CNMI getting $5.4M grants for Rota recycling, community resilience, other programs

The CNMI is receiving $612,441 to expand recycling infrastructure and waste management systems on Rota, while the Pacific Coastal Research & Planning of Saipan is getting $4 million to build community resilience to climate stressors and food insecurity, and the Commonwealth’s Criminal Justice Planning Agency is receiving two grants worth $781,959.

Delegate Gregorio Kilili C. Sablan (D-MP) in his e-kilili newsletter over ‘the weekend’ disclosed that the U.S. Environmental Protection Agency announced last week that the $612,441 funding for Rota recycling is from the 2021 Bipartisan Infrastructure Law and nationwide represents the largest investment in recycling in 30 years.

Sablan said the Commonwealth funding will be used to purchase and install two balers on Rota to process municipal solid waste and to build a small building to house the balers, related electrical controls, and recycled commodities.

He said the CNMI will also purchase a paper shredder and a degausser, which is a machine that removes data from devices like hard drives, to manage sensitive paper documents and electronic media.

The delegate said in addition to implementing the National Recycling Strategy and helping build a waste-free circular economy, the grant also advances the administration’s Justice40 commitment to smaller, underserved communities.

Created by the Biden-Harris administration, the U.S. Department of Transportation’s Justice40 Initiative confronts and addresses decades of underinvestment in disadvantaged communities.

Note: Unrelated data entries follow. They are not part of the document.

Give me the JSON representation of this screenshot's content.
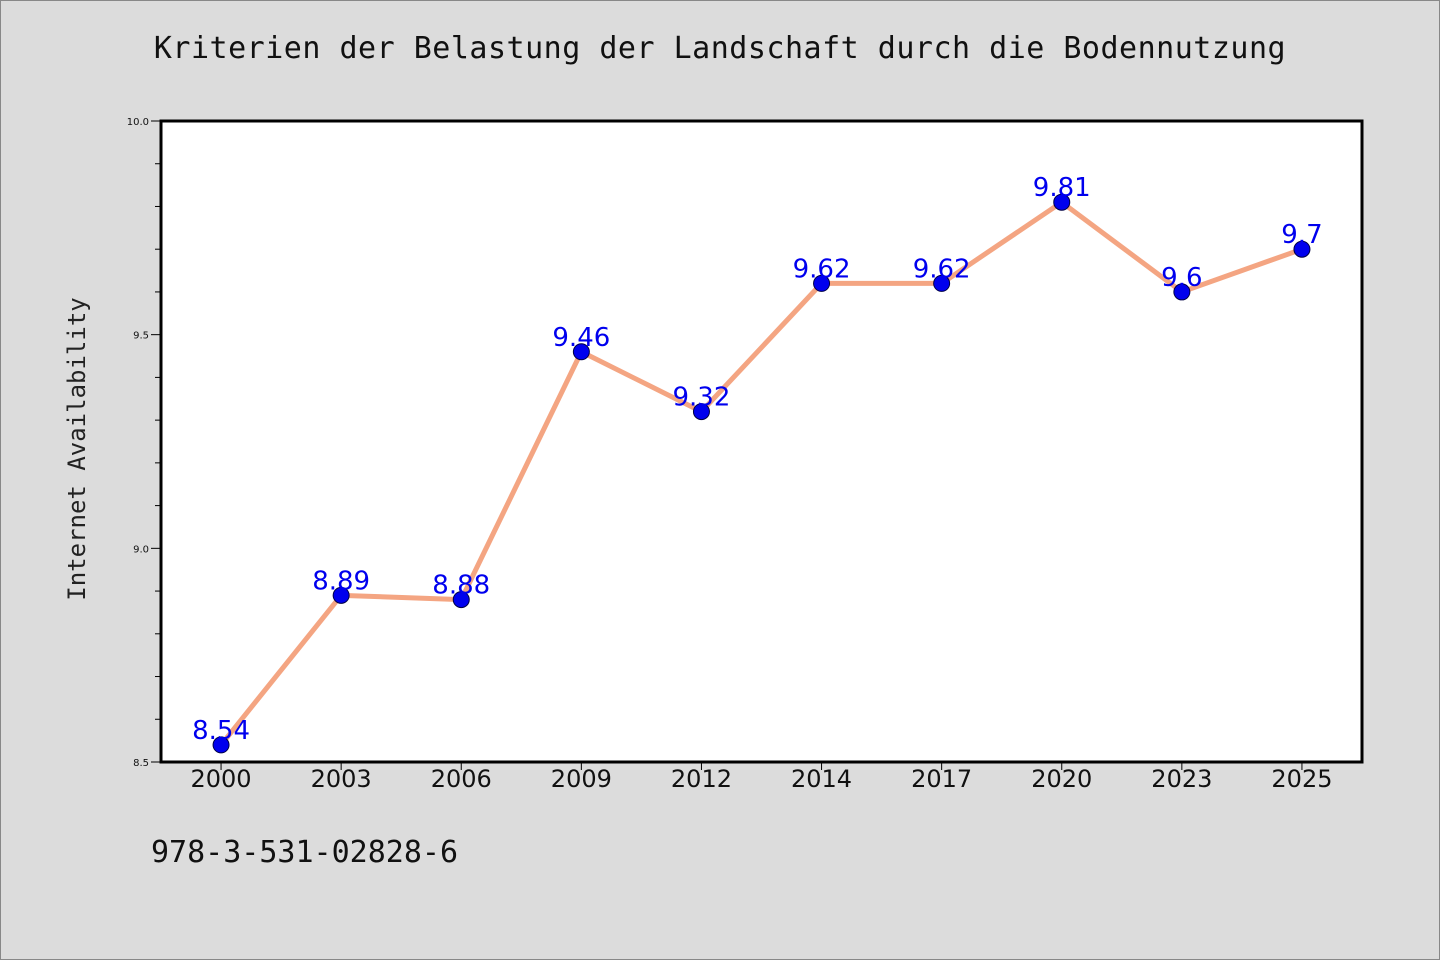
{
  "chart_data": {
    "type": "line",
    "title": "Kriterien der Belastung der Landschaft durch die Bodennutzung",
    "xlabel": "",
    "ylabel": "Internet Availability",
    "categories": [
      "2000",
      "2003",
      "2006",
      "2009",
      "2012",
      "2014",
      "2017",
      "2020",
      "2023",
      "2025"
    ],
    "series": [
      {
        "values": [
          8.54,
          8.89,
          8.88,
          9.46,
          9.32,
          9.62,
          9.62,
          9.81,
          9.6,
          9.7
        ],
        "line_color": "#f4a582",
        "marker_color": "#0000ee"
      }
    ],
    "data_labels": [
      "8.54",
      "8.89",
      "8.88",
      "9.46",
      "9.32",
      "9.62",
      "9.62",
      "9.81",
      "9.6",
      "9.7"
    ],
    "ylim": [
      8.5,
      10.0
    ],
    "yticks": [
      "8.5",
      "9.0",
      "9.5",
      "10.0"
    ],
    "ytick_values": [
      8.5,
      9.0,
      9.5,
      10.0
    ],
    "y_minor_step": 0.1,
    "grid": false,
    "legend": "none"
  },
  "footer": {
    "code": "978-3-531-02828-6"
  },
  "colors": {
    "background": "#dcdcdc",
    "plot_background": "#ffffff",
    "label_text": "#0000ee"
  }
}
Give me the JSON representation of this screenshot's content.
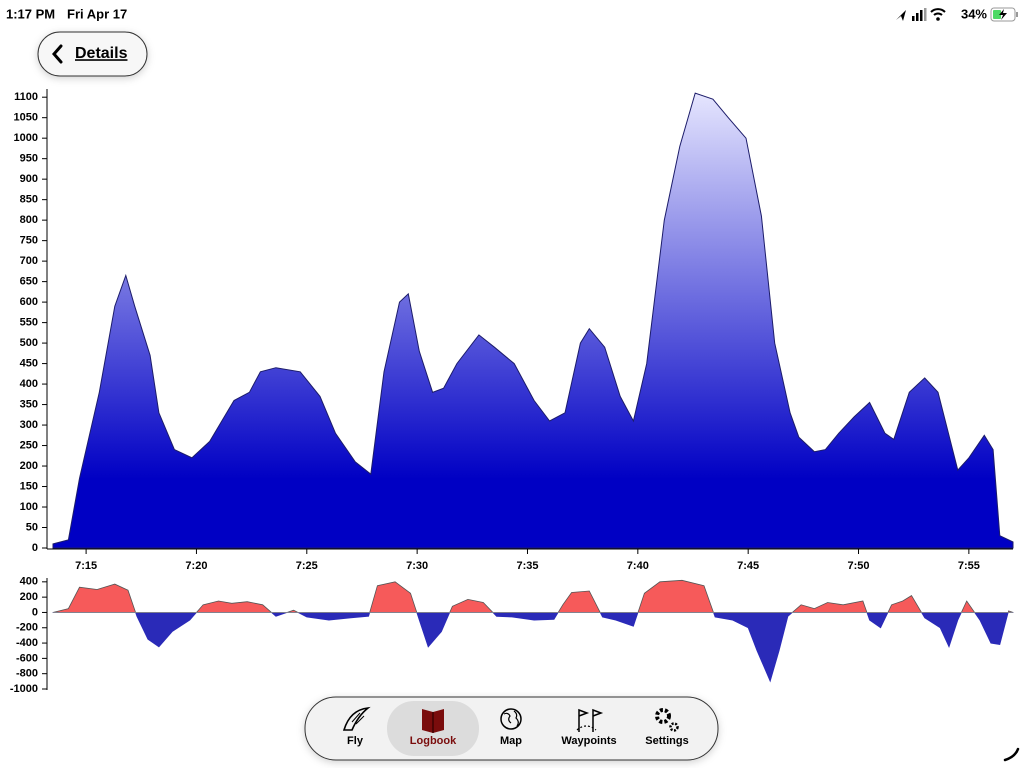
{
  "status_bar": {
    "time": "1:17 PM",
    "date": "Fri Apr 17",
    "battery": "34%"
  },
  "back_button": "Details",
  "chart_data": [
    {
      "type": "area",
      "x": [
        13.5,
        14.2,
        14.7,
        15.6,
        16.3,
        16.8,
        17.2,
        17.9,
        18.3,
        19.0,
        19.8,
        20.6,
        21.7,
        22.4,
        22.9,
        23.6,
        24.7,
        25.6,
        26.3,
        27.2,
        27.9,
        28.5,
        29.2,
        29.6,
        30.1,
        30.7,
        31.2,
        31.8,
        32.8,
        33.5,
        34.4,
        35.3,
        36.0,
        36.7,
        37.4,
        37.8,
        38.5,
        39.2,
        39.8,
        40.4,
        41.2,
        41.9,
        42.6,
        43.4,
        44.1,
        44.9,
        45.6,
        46.2,
        46.9,
        47.3,
        48.0,
        48.5,
        49.1,
        49.8,
        50.5,
        51.2,
        51.6,
        52.3,
        53.0,
        53.6,
        54.5,
        55.0,
        55.7,
        56.1,
        56.4,
        57.0
      ],
      "values": [
        10,
        20,
        170,
        380,
        590,
        665,
        590,
        470,
        330,
        240,
        220,
        260,
        360,
        380,
        430,
        440,
        430,
        370,
        280,
        210,
        180,
        430,
        600,
        620,
        480,
        380,
        390,
        450,
        520,
        490,
        450,
        360,
        310,
        330,
        500,
        535,
        490,
        370,
        310,
        450,
        800,
        980,
        1110,
        1095,
        1050,
        1000,
        810,
        500,
        330,
        270,
        235,
        240,
        280,
        320,
        355,
        280,
        265,
        380,
        415,
        380,
        190,
        220,
        275,
        240,
        30,
        15
      ],
      "color_top": "#e8e8ff",
      "color_bottom": "#0000c4",
      "line_color": "#1c1c6a",
      "xlim": [
        13.5,
        57
      ],
      "xticks": [
        {
          "value": 15,
          "label": "7:15"
        },
        {
          "value": 20,
          "label": "7:20"
        },
        {
          "value": 25,
          "label": "7:25"
        },
        {
          "value": 30,
          "label": "7:30"
        },
        {
          "value": 35,
          "label": "7:35"
        },
        {
          "value": 40,
          "label": "7:40"
        },
        {
          "value": 45,
          "label": "7:45"
        },
        {
          "value": 50,
          "label": "7:50"
        },
        {
          "value": 55,
          "label": "7:55"
        }
      ],
      "ylim": [
        0,
        1120
      ],
      "yticks": [
        0,
        50,
        100,
        150,
        200,
        250,
        300,
        350,
        400,
        450,
        500,
        550,
        600,
        650,
        700,
        750,
        800,
        850,
        900,
        950,
        1000,
        1050,
        1100
      ]
    },
    {
      "type": "area",
      "x": [
        13.5,
        14.2,
        14.7,
        15.5,
        16.3,
        16.9,
        17.3,
        17.8,
        18.3,
        18.9,
        19.7,
        20.3,
        21,
        21.6,
        22.3,
        23,
        23.6,
        24.4,
        25,
        26,
        27,
        27.8,
        28.2,
        29,
        29.7,
        30.1,
        30.5,
        31.1,
        31.6,
        32.3,
        33,
        33.6,
        34.3,
        35.3,
        36.2,
        36.6,
        37,
        37.8,
        38.4,
        39,
        39.8,
        40.3,
        41,
        42,
        43,
        43.5,
        44.3,
        45,
        45.4,
        46,
        46.4,
        46.8,
        47.4,
        48,
        48.6,
        49.3,
        50.2,
        50.5,
        51,
        51.5,
        52,
        52.4,
        53,
        53.7,
        54.1,
        54.5,
        54.9,
        55.5,
        56,
        56.4,
        56.8,
        57
      ],
      "values": [
        0,
        50,
        330,
        300,
        370,
        290,
        -50,
        -350,
        -450,
        -250,
        -100,
        100,
        150,
        120,
        140,
        100,
        -50,
        30,
        -60,
        -100,
        -70,
        -50,
        350,
        400,
        250,
        -100,
        -450,
        -250,
        80,
        170,
        130,
        -50,
        -60,
        -100,
        -90,
        100,
        260,
        280,
        -60,
        -100,
        -180,
        250,
        400,
        420,
        350,
        -60,
        -100,
        -200,
        -500,
        -900,
        -500,
        -50,
        100,
        50,
        130,
        100,
        150,
        -100,
        -200,
        100,
        150,
        220,
        -70,
        -200,
        -450,
        -100,
        150,
        -100,
        -400,
        -420,
        20,
        0
      ],
      "positive_color": "#f65a5a",
      "negative_color": "#2a2ab8",
      "line_color": "#555555",
      "xlim": [
        13.5,
        57
      ],
      "ylim": [
        -1000,
        450
      ],
      "yticks": [
        400,
        200,
        0,
        -200,
        -400,
        -600,
        -800,
        -1000
      ]
    }
  ],
  "tab_bar": {
    "tabs": [
      "Fly",
      "Logbook",
      "Map",
      "Waypoints",
      "Settings"
    ],
    "selected": 1
  }
}
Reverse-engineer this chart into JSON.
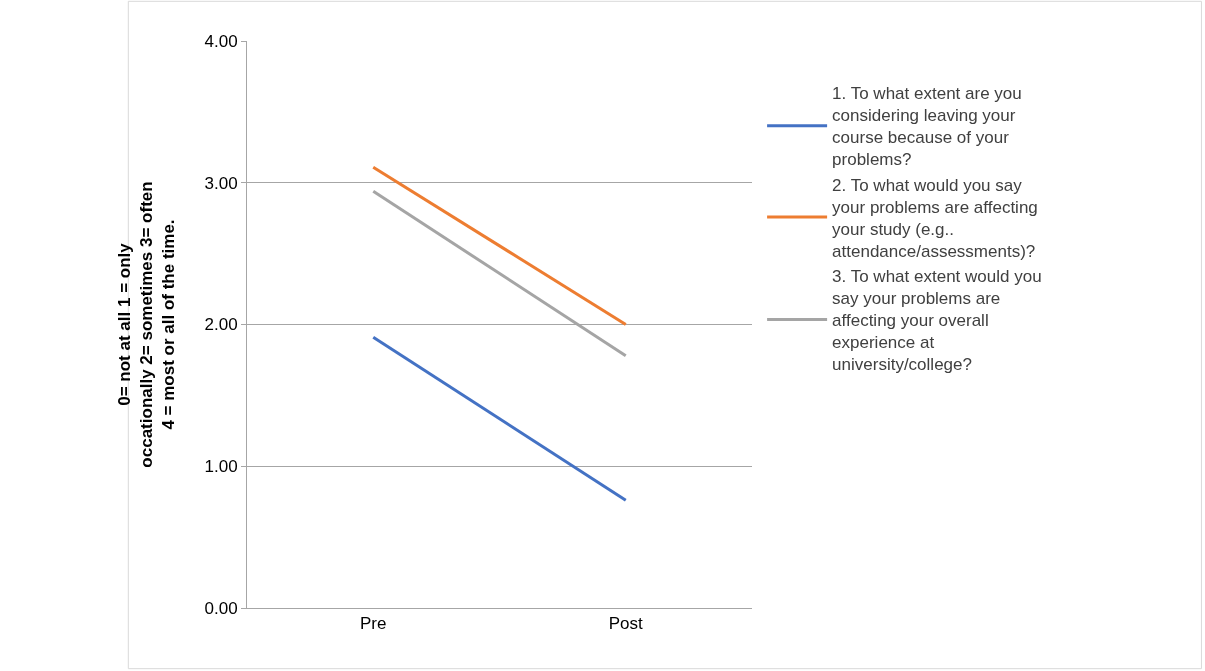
{
  "chart_data": {
    "type": "line",
    "ylabel": "0= not at all 1 = only occationally 2= sometimes 3= often 4 = most or all of the time.",
    "categories": [
      "Pre",
      "Post"
    ],
    "series": [
      {
        "name": "1. To what extent are you considering leaving your course because of your problems?",
        "color": "#4472c4",
        "values": [
          1.91,
          0.76
        ]
      },
      {
        "name": "2. To what would you say your problems are affecting your study (e.g.. attendance/assessments)?",
        "color": "#ed7d31",
        "values": [
          3.11,
          2.0
        ]
      },
      {
        "name": "3. To what extent would you say your problems are affecting your overall experience at university/college?",
        "color": "#a5a5a5",
        "values": [
          2.94,
          1.78
        ]
      }
    ],
    "ylim": [
      0,
      4
    ],
    "yticks": [
      {
        "value": 0,
        "label": "0.00"
      },
      {
        "value": 1,
        "label": "1.00"
      },
      {
        "value": 2,
        "label": "2.00"
      },
      {
        "value": 3,
        "label": "3.00"
      },
      {
        "value": 4,
        "label": "4.00"
      }
    ],
    "grid": "y",
    "legend": "right",
    "marker": "none",
    "line_style": "solid"
  }
}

For the Pacific Coastal Research & Planning of Saipan, Sablan said the U.S. Department of Agriculture (USDA) Forest Service announced last week of the $4,026,332 grant that will support agroforestry, invasive species control, and professional development to mitigate environmental hazards and promote food production.

He said the PCRP project was selected as part of USDA’s Urban and Community Forestry grant program, which is aimed at increasing equitable access to trees and nature and the benefits the provide to communities, including improving air quality, food security, and public health and safety.

Sablan said the program is funded by the Inflation Reduction Act, passed by Democrats in the last U.S. Congress and signed into law by President Joseph Biden in 2022.

PCRP calls itself a “small non-profit based on a small island, working on big issues across a very big ocean.”

On the $781,959 for CJPA, Sablan said the U.S. Department of Justice announced this week that the CJPA is receiving $621,052 for the Services, Training, Officers, Prosecutors (STOP) Violence Against Women program, a part of the Violence Against Women Act.

He said STOP funds are used to encourage partnerships with legal services and victim service organizations.

The grant provides victims of endangerment to find support within their community and with the help of law enforcement.

Sablan said the remaining $160,907 is to fulfill the CNMI Residential Substance Program by the Bureau of Justice Assistance.

He said the Residential Substance Abuse Treatment Program works toward developing a residential program for those incarcerated to have access to Substance Use Disorder (SUD) treatment services during and after their incarceration.

File photo of Rota, the southernmost island of the Northern Marianas chain.